Joll argued that there were several factors present in all the belligerent countries that contributed to the “mood of 1914.” Chief among these was the short duration of time between disclosure of the Austrian ultimatum to Serbia and the outbreak of war, which the author believed “did not allow for much considered reflection about the implications of the crisis.” In addition, Joll argued that European governments “were very effective in convincing their citizens that they were the victims of aggression” and that they appealed “to immediate feelings of patriotism and self-preservation which proved stronger than any internationalist convictions.” This was especially true among anti-militarist and socialist groups among the belligerent nations, many of whom set aside their antiwar stances out of a sense of loyalty to their respective nations. Moreover, argued Joll, there existed a number of youth organizations, such as the Boy Scouts and the Jungdeutschlandbund, which instilled imperial and militant values among European youth in the decades prior to 1914. Finally, argued Joll, popular culture in the decades prior to the First World War – especially popular literature, which saw the rise of such genres as the spy novel and the invasion novel – contributed to the mood of 1914 through the prurient exploitation of themes of war and violence, creating societies for whom war seemed less frightening.

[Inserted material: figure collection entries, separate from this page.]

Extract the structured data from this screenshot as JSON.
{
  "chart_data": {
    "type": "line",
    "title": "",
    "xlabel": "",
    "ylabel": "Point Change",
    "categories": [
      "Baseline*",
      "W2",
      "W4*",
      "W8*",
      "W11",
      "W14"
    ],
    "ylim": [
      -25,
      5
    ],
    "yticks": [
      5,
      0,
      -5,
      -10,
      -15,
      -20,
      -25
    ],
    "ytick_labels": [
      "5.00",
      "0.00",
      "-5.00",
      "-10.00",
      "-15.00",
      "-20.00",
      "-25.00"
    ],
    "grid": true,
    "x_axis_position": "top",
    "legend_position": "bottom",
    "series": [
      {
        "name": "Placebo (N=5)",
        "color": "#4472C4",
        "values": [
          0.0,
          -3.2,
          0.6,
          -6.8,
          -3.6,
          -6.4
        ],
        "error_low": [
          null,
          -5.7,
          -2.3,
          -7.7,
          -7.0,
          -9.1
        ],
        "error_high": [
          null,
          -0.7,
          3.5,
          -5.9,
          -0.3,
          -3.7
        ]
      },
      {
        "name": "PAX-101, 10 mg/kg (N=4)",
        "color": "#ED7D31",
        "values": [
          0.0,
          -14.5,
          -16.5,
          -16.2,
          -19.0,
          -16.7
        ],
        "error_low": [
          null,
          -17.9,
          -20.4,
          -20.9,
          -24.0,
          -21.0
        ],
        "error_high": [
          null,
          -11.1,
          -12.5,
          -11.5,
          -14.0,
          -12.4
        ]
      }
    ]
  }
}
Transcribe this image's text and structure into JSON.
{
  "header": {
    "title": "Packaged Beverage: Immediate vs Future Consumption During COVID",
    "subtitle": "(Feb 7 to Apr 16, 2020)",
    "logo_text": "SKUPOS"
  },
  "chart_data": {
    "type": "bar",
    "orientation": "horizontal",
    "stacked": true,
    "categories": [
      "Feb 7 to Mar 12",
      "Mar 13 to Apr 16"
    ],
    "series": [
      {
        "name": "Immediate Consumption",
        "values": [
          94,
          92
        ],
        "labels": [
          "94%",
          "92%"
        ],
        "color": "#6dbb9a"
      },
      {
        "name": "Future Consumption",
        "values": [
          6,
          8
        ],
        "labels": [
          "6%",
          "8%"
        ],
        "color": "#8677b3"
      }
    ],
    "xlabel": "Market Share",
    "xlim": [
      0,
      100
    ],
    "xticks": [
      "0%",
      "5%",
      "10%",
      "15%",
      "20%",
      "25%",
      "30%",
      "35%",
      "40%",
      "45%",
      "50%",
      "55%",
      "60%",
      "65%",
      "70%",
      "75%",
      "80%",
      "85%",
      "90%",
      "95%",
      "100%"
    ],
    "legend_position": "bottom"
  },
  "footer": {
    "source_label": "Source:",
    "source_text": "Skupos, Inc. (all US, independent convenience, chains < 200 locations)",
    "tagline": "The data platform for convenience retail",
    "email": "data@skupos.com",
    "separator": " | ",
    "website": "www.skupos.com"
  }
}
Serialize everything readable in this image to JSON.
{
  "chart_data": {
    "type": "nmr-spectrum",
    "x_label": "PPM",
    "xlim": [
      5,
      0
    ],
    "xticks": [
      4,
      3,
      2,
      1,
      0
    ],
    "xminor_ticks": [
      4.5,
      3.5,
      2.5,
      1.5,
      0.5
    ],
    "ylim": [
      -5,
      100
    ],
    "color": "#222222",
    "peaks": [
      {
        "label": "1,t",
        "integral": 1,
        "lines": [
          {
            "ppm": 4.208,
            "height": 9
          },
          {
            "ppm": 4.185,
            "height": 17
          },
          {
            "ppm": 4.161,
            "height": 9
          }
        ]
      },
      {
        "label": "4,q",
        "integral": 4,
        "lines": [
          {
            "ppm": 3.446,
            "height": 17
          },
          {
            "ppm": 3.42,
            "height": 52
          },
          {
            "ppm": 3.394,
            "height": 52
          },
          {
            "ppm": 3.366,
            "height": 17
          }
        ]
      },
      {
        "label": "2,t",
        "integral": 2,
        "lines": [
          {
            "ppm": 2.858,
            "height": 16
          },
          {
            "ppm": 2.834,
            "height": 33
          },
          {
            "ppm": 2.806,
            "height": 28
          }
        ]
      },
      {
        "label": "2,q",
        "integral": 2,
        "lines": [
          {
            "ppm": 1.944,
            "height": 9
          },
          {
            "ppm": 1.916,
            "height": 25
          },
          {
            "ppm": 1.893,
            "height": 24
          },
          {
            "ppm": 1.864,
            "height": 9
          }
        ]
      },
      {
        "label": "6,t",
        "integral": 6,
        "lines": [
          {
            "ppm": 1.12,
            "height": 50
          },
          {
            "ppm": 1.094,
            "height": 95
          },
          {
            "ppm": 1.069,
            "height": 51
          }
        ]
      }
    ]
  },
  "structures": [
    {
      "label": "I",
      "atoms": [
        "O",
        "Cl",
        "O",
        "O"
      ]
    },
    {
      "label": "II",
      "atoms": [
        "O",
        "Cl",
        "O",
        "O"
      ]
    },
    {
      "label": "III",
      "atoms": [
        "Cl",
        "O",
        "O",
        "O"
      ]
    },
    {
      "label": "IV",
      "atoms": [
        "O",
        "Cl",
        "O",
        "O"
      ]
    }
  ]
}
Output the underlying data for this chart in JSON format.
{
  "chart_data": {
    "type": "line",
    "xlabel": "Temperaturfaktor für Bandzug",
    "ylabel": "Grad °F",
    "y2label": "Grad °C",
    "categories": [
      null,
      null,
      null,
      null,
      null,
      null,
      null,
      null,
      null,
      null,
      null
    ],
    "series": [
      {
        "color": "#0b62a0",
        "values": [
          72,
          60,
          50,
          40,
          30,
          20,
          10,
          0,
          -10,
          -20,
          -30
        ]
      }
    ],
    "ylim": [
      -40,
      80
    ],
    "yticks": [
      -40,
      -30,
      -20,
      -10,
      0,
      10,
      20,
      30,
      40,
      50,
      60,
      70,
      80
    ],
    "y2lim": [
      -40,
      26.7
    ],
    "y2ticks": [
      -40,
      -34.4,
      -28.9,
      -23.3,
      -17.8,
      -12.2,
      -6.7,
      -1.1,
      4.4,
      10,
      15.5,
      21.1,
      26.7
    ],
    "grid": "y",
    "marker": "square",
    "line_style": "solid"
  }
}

The Origins of the First World War is a thorough examination of the causative factors in the outbreak of conflicts between European belligerents in 1914 and beyond. In addition, Joll provides historiographical references throughout the text, making this book useful to those seeking further enlightenment on the topic. The author also provided detailed maps for further edification, and included a concise bibliography for further reading. Readers looking for an in-depth discussion of the causes of the First World War need look no further than Joll’s commendable text.